Let's talk about push and pull for a moment.
When shooting film, if one exposes for a film speed faster than the actual speed of the film, one is technically pulling (underexposing) the film. The film then needs to be pushed in the other direction (over developed) when processed. But many photographers say they are pushing their film while underexposing during shooting when what they actually mean is that they are pulling (underexposing) their film when shooting because they intend to push (overdevelop) the film when processing.
On the other hand, overexposing the film when shooting it is pushing the exposure brighter. This needs to be counteracted by pulling the development time back to compensate.
Like many things in photography, it's about ratios and reciprocals. If I expose by giving the film three-halves (3/2) as much light as I should, I then need to develop the film to two-thirds (2/3) the typical development. If I expose the film to one-half (1/2) the 'normal' amount of light needed, I then need to develop it to twice (2/1) the 'normal' development. (Please note that development times are not linear - twice the development does not necessarily mean developing for exactly twice as long).
For instance, if I have ISO 100 speed film in the camera and choose to expose for ISO 400 speed film, I'm underexposing by two stops. It is true that ISO 400 film is more sensitive (and thus brighter) than ISO 100 film. But when I change my camera's ISO setting to '400' I'm not actually changing the film's sensitivity to ISO 400 - I've still got ISO 100 film loaded! What I am doing is reducing the amount of light the camera's meter says my film needs to be 'properly' exposed. So my film winds up underexposed by two stops.
When that film is developed, it needs to be pushed two stops brighter to get more or less 'proper' exposure. But the result will be lower contrast (brighter shadows) and coarser grain than if the film had been metered and exposed for ISO 100 and normally developed.
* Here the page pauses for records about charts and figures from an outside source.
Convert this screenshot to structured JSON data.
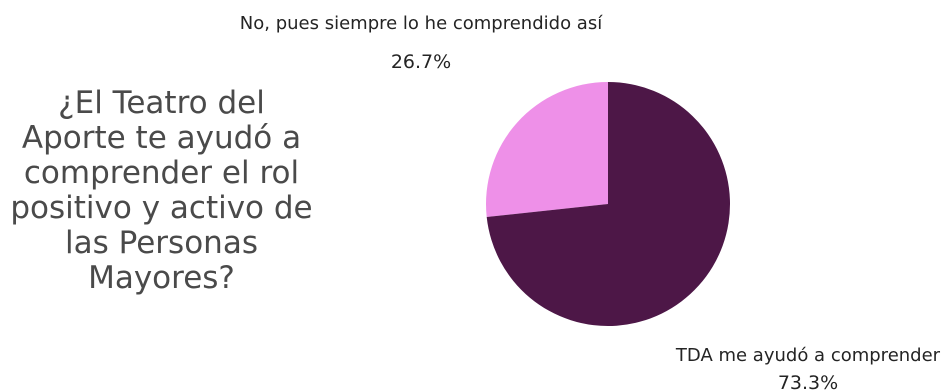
{
  "question": "¿El Teatro del\nAporte te ayudó a\ncomprender el rol\npositivo y activo de\nlas Personas\nMayores?",
  "chart_data": {
    "type": "pie",
    "title": "",
    "categories": [
      "No, pues siempre lo he comprendido así",
      "TDA me ayudó a comprender"
    ],
    "values": [
      26.7,
      73.3
    ],
    "value_labels": [
      "26.7%",
      "73.3%"
    ],
    "colors": [
      "#ee90e8",
      "#4d1747"
    ],
    "legend": "none"
  }
}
If you overexpose your film, you would normally pull process it by developing it for less time than normal. This will tend to increase contrast in the mid-tones and dark areas and muddy the shadows, but highlights that have been totally blown will not show detail, they'll just appear to be a uniform bright gray when printed.
If you push your film one stop when exposing (give it twice as much light as the meter calls for) and then also push your film in development (develop for longer than normal), you'll get a negative with very high density that will translate to prints (or scans) with a low contrast but washed out look with blown highlights if there were any in the scene and no true black areas.